Several other vulnerable groups face increasing risk of HIV infection in
the region, notably sex workers and men who have sex with men. A recent
report from Yemen, for example, suggests that 7% of sex workers are
HIV-positive. Across the region, more in-depth studies are needed to
examine sex work realities, especially street-based situations, and
their potential contribution to HIV spread, first among sex workers and
their clients, and subsequently to clients' wives and children.
Too little is known about the transmission of HIV between men who have
sex with men in this region, and the shortfall of information is largely
due to the stigma attached to sex between men. Egypt is one of the few
countries to have monitored the transmission of HIV in groups of men who
have sex with men, among whom HIV prevalence appears to have been around
1% at the turn of the century. The proportion of AIDS cases attributed
to men who have sex with men was reported to be 21% in 2000. A review of
HIV epidemiology in Morocco similarly found that sexual transmission
between men accounted for over 7% of cumulative cases of HIV infection
in the previous decade.
Surveillance systems are being improved in some
countries and examples of positive prevention efforts are on the
increase. But denial and stigma create an ideal context for the spread
of HIV.
Up-to-date surveillance and behavioural data have been scant, though
steps to remedy the situation are now being taken in much of the region.

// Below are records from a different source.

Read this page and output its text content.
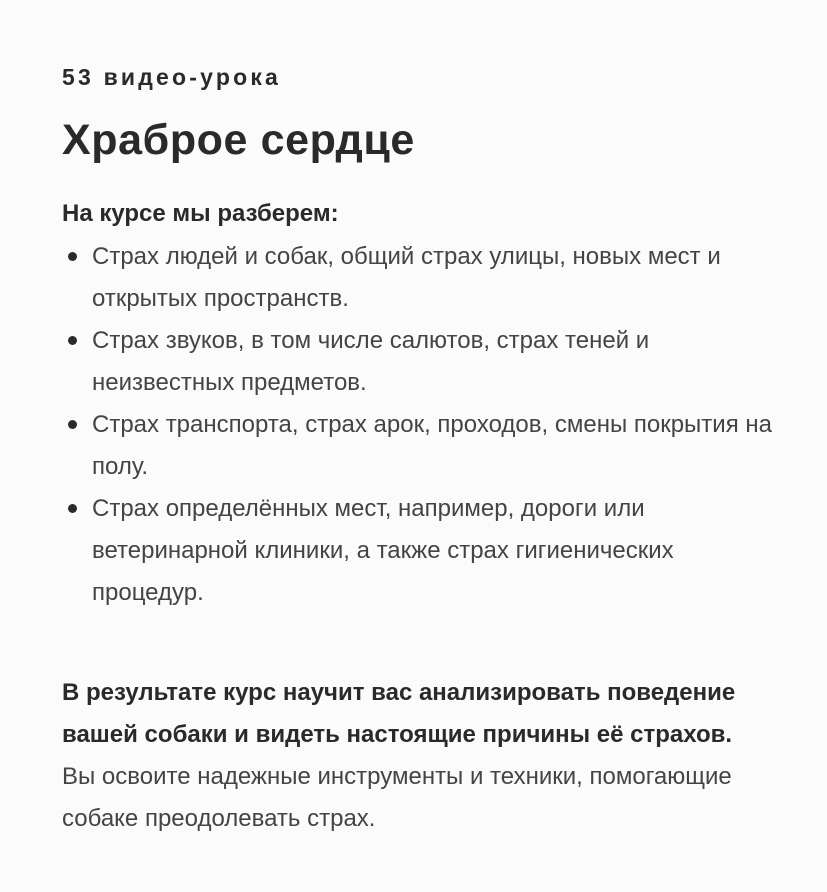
53 видео-урока
Храброе сердце
На курсе мы разберем:
Страх людей и собак, общий страх улицы, новых мест и открытых пространств.
Страх звуков, в том числе салютов, страх теней и неизвестных предметов.
Страх транспорта, страх арок, проходов, смены покрытия на полу.
Страх определённых мест, например, дороги или ветеринарной клиники, а также страх гигиенических процедур.

В результате курс научит вас анализировать поведение вашей собаки и видеть настоящие причины её страхов. Вы освоите надежные инструменты и техники, помогающие собаке преодолевать страх.
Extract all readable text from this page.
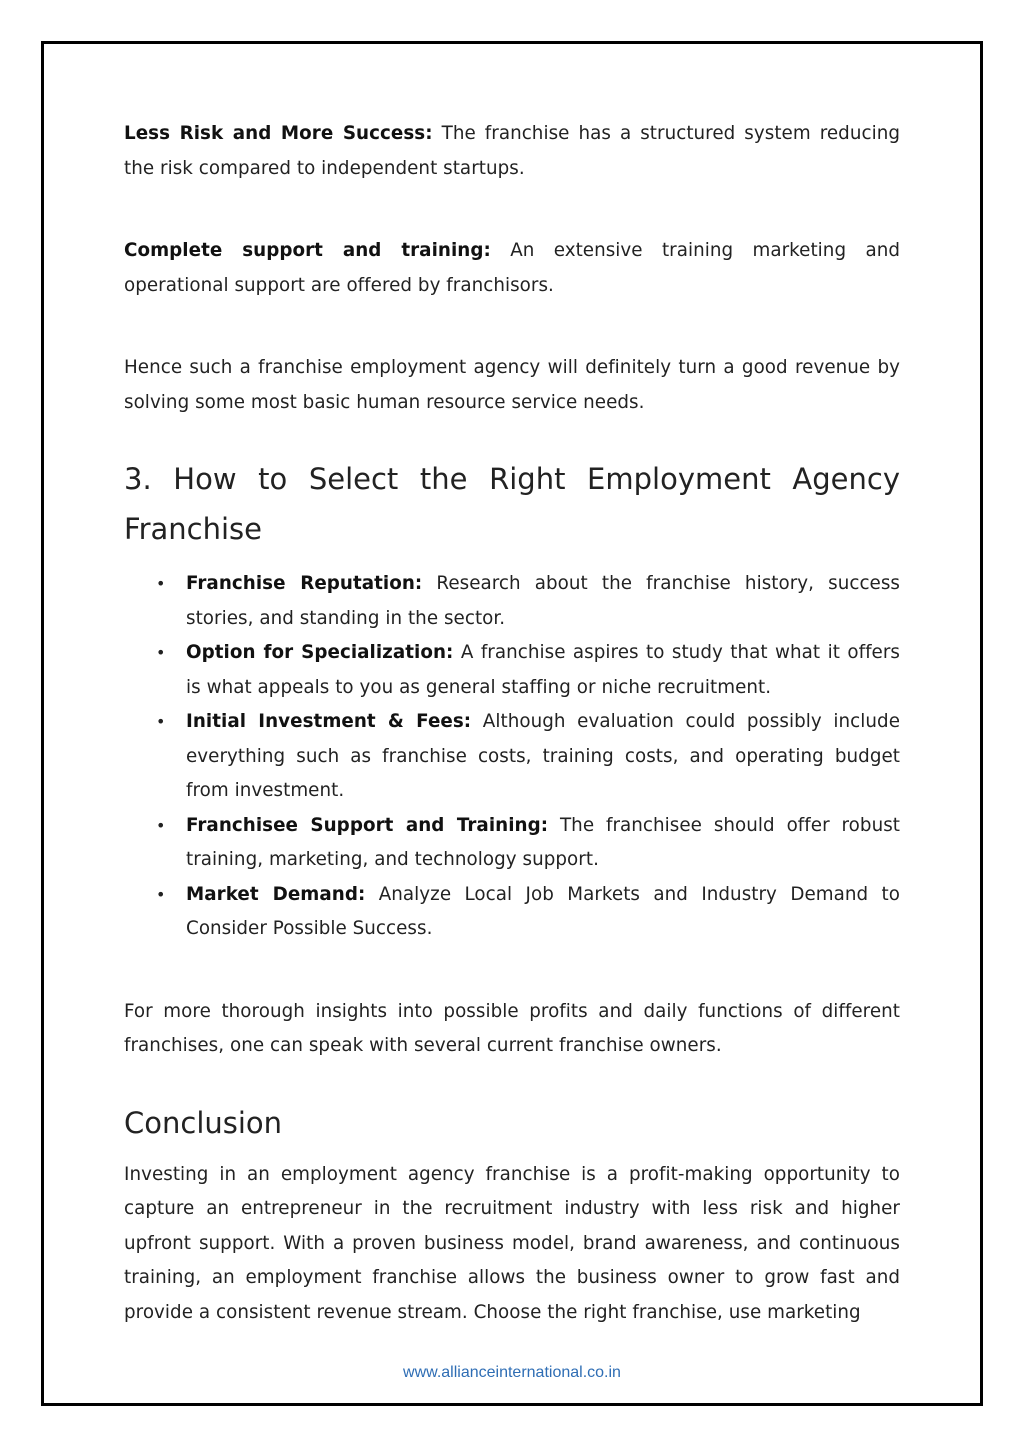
Less Risk and More Success: The franchise has a structured system reducing the risk compared to independent startups.

Complete support and training: An extensive training marketing and operational support are offered by franchisors.

Hence such a franchise employment agency will definitely turn a good revenue by solving some most basic human resource service needs.

3. How to Select the Right Employment Agency Franchise
• Franchise Reputation: Research about the franchise history, success stories, and standing in the sector.
• Option for Specialization: A franchise aspires to study that what it offers is what appeals to you as general staffing or niche recruitment.
• Initial Investment & Fees: Although evaluation could possibly include everything such as franchise costs, training costs, and operating budget from investment.
• Franchisee Support and Training: The franchisee should offer robust training, marketing, and technology support.
• Market Demand: Analyze Local Job Markets and Industry Demand to Consider Possible Success.

For more thorough insights into possible profits and daily functions of different franchises, one can speak with several current franchise owners.

Conclusion

Investing in an employment agency franchise is a profit-making opportunity to capture an entrepreneur in the recruitment industry with less risk and higher upfront support. With a proven business model, brand awareness, and continuous training, an employment franchise allows the business owner to grow fast and provide a consistent revenue stream. Choose the right franchise, use marketing

www.allianceinternational.co.in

Effective prevention is needed speedily across the region, designed to
target both vulnerable groups and groups that could be drawn into the
next phase of HIV spread, such as migrant workers, refugees and
displaced persons, transport route workers, tourists, and young people
generally. At present, however, even basic activities such as condom
promotion are largely absent in the region. Yet there are encouraging
exceptions to what appears to be a general pattern of official denial in
the region. Algeria, Iran, Lebanon and Morocco, for example, are
developing more substantial prevention programmes, while some countries
(notably Iran and Libya) appear more willing to acknowledge and tackle
epidemics associated with injecting drug use.
The AIDS epidemic history presents ample proof that it is among these
groups that HIV often gains a foothold before spreading more generally.
Part of the challenge facing countries of this region is to defuse the
stigma and blame that are so often attached to vulnerable groups, and to
deepen the wider public's knowledge and understanding of the epidemic.
The social and cultural barriers to directing attention towards
populations at higher risk are sometimes so great that the political
costs of prevention are perceived to eclipse the public health benefits.